CD200 in brain endothelial cells from MS lesions. Acute MS brain lesions demonstrate low levels of CD200 (asterisk) and thus lack co-localization with PECAM-1⁺ brain endothelial cells (A–C). Unaffected brain white matter shows high CD200 abundance and co-localization with PECAM-1⁺ brain endothelial cells (D–F). Scale bar: 50 µm. Representative images of samples from 2 unaffected and 6 MS donors.

Figure 6

CD200 is lacking in MS lesions compared with unaffected white matter. Representative image of an MS lesion in white matter, left to the lesion border, adjacent to grey matter, right to the lesion border. (A–D) shows a juxtacortical lesion, a well-recognized type of lesion in MS. Samples were stained for CD200 (green) (A,B,D,F) and neuronal marker NeuN (red) (C,E,F).
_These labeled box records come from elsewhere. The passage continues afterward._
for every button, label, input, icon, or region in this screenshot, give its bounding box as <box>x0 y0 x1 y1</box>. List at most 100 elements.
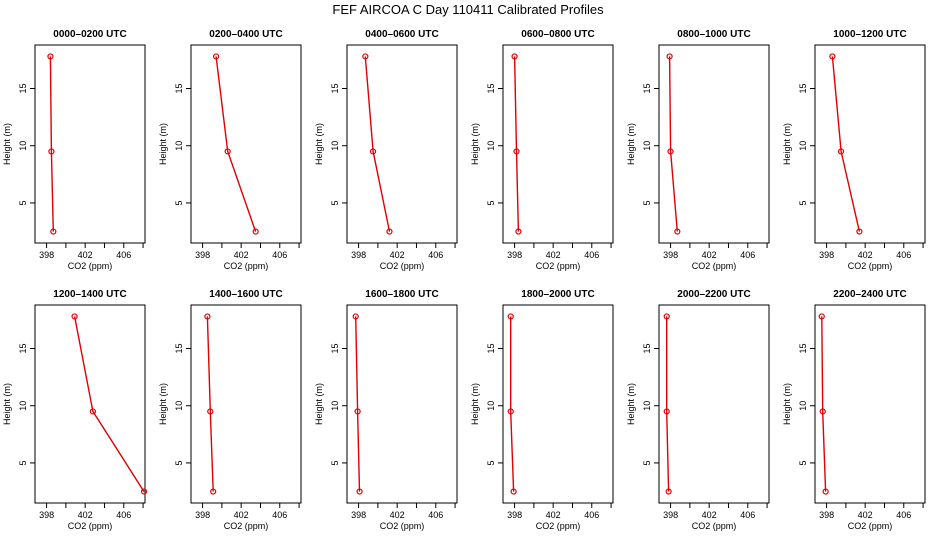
y-axis-label: Height (m) <box>158 123 168 165</box>
y-axis-label: Height (m) <box>314 383 324 425</box>
plot-frame <box>34 44 146 244</box>
panel-title: 1800–2000 UTC <box>521 289 594 300</box>
profile-line <box>510 316 515 492</box>
panel-title: 1000–1200 UTC <box>833 29 906 40</box>
x-tick-label: 398 <box>351 510 366 520</box>
profile-line <box>206 316 214 492</box>
x-tick-label: 398 <box>663 250 678 260</box>
panel-title: 1600–1800 UTC <box>365 289 438 300</box>
x-tick-label: 402 <box>234 250 249 260</box>
x-axis-label: CO2 (ppm) <box>536 521 581 531</box>
data-point <box>819 408 826 415</box>
plot-frame <box>190 304 302 504</box>
x-tick-label: 406 <box>428 510 443 520</box>
x-axis-label: CO2 (ppm) <box>692 521 737 531</box>
x-axis-label: CO2 (ppm) <box>68 521 113 531</box>
x-tick-label: 398 <box>39 510 54 520</box>
data-point <box>507 313 514 320</box>
y-tick-label: 15 <box>18 343 28 353</box>
x-axis-label: CO2 (ppm) <box>224 261 269 271</box>
y-tick-label: 15 <box>18 83 28 93</box>
data-point <box>252 228 259 235</box>
data-point <box>50 228 57 235</box>
y-axis-label: Height (m) <box>782 383 792 425</box>
data-point <box>513 148 520 155</box>
x-tick-label: 402 <box>546 250 561 260</box>
plot-frame <box>346 304 458 504</box>
data-point <box>212 53 220 60</box>
y-tick-label: 5 <box>174 460 184 465</box>
x-tick-label: 402 <box>390 510 405 520</box>
y-tick-label: 10 <box>330 141 340 151</box>
x-tick-label: 402 <box>234 510 249 520</box>
plot-frame <box>346 44 458 244</box>
x-tick-label: 406 <box>428 250 443 260</box>
y-tick-label: 5 <box>18 200 28 205</box>
panel-title: 0200–0400 UTC <box>209 29 282 40</box>
y-tick-label: 10 <box>18 401 28 411</box>
x-axis-label: CO2 (ppm) <box>848 521 893 531</box>
data-point <box>224 148 231 155</box>
data-point <box>47 53 54 60</box>
profile-line <box>821 316 827 492</box>
data-point <box>856 228 863 235</box>
y-axis-label: Height (m) <box>470 383 480 425</box>
y-tick-label: 15 <box>642 343 652 353</box>
x-tick-label: 406 <box>896 250 911 260</box>
y-tick-label: 10 <box>486 401 496 411</box>
data-point <box>829 53 836 60</box>
plot-frame <box>658 304 770 504</box>
data-point <box>515 228 522 235</box>
x-tick-label: 406 <box>584 250 599 260</box>
x-tick-label: 406 <box>740 510 755 520</box>
data-point <box>362 53 369 60</box>
data-point <box>210 488 217 495</box>
y-axis-label: Height (m) <box>2 123 12 165</box>
y-tick-label: 10 <box>174 141 184 151</box>
y-tick-label: 10 <box>642 401 652 411</box>
x-tick-label: 402 <box>858 250 873 260</box>
x-tick-label: 398 <box>819 510 834 520</box>
x-tick-label: 398 <box>351 250 366 260</box>
x-tick-label: 406 <box>116 510 131 520</box>
data-point <box>510 488 517 495</box>
plot-frame <box>190 44 302 244</box>
x-axis-label: CO2 (ppm) <box>224 521 269 531</box>
y-tick-label: 15 <box>642 83 652 93</box>
figure-title: FEF AIRCOA C Day 110411 Calibrated Profi… <box>332 2 604 17</box>
y-axis-label: Height (m) <box>626 123 636 165</box>
x-tick-label: 406 <box>272 250 287 260</box>
plot-frame <box>502 304 614 504</box>
y-axis-label: Height (m) <box>2 383 12 425</box>
y-tick-label: 15 <box>798 343 808 353</box>
x-tick-label: 402 <box>858 510 873 520</box>
x-tick-label: 398 <box>195 250 210 260</box>
y-tick-label: 15 <box>174 343 184 353</box>
x-tick-label: 398 <box>663 510 678 520</box>
data-point <box>204 313 211 320</box>
y-tick-label: 5 <box>642 200 652 205</box>
y-tick-label: 10 <box>174 401 184 411</box>
panel-title: 0000–0200 UTC <box>53 29 126 40</box>
x-tick-label: 406 <box>896 510 911 520</box>
data-point <box>663 313 670 320</box>
data-point <box>89 408 96 415</box>
plot-frame <box>502 44 614 244</box>
y-axis-label: Height (m) <box>782 123 792 165</box>
data-point <box>822 488 829 495</box>
x-tick-label: 406 <box>116 250 131 260</box>
y-axis-label: Height (m) <box>314 123 324 165</box>
y-tick-label: 5 <box>330 200 340 205</box>
plot-frame <box>814 304 926 504</box>
y-tick-label: 10 <box>642 141 652 151</box>
x-tick-label: 398 <box>195 510 210 520</box>
panel-title: 1400–1600 UTC <box>209 289 282 300</box>
y-tick-label: 10 <box>486 141 496 151</box>
x-axis-label: CO2 (ppm) <box>380 261 425 271</box>
panel-title: 2000–2200 UTC <box>677 289 750 300</box>
y-tick-label: 15 <box>798 83 808 93</box>
y-tick-label: 15 <box>330 83 340 93</box>
y-tick-label: 5 <box>18 460 28 465</box>
y-tick-label: 5 <box>174 200 184 205</box>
CD200 was not detected in the endothelial layer (open arrows in D,E and solid arrows in F) in the blood vessels marked with an asterisk within the lesion, while neurons showed immunopositivity for CD200 outside the lesion area (B). Positive immunostaining for CD200 in unaffected brain blood capillaries (open arrows) and neuronal cell bodies (open arrowheads) (A,D). Scale bar: 100 µm for A, 50 µm for B–F. Representative images of samples from 2 unaffected and 6 MS donors.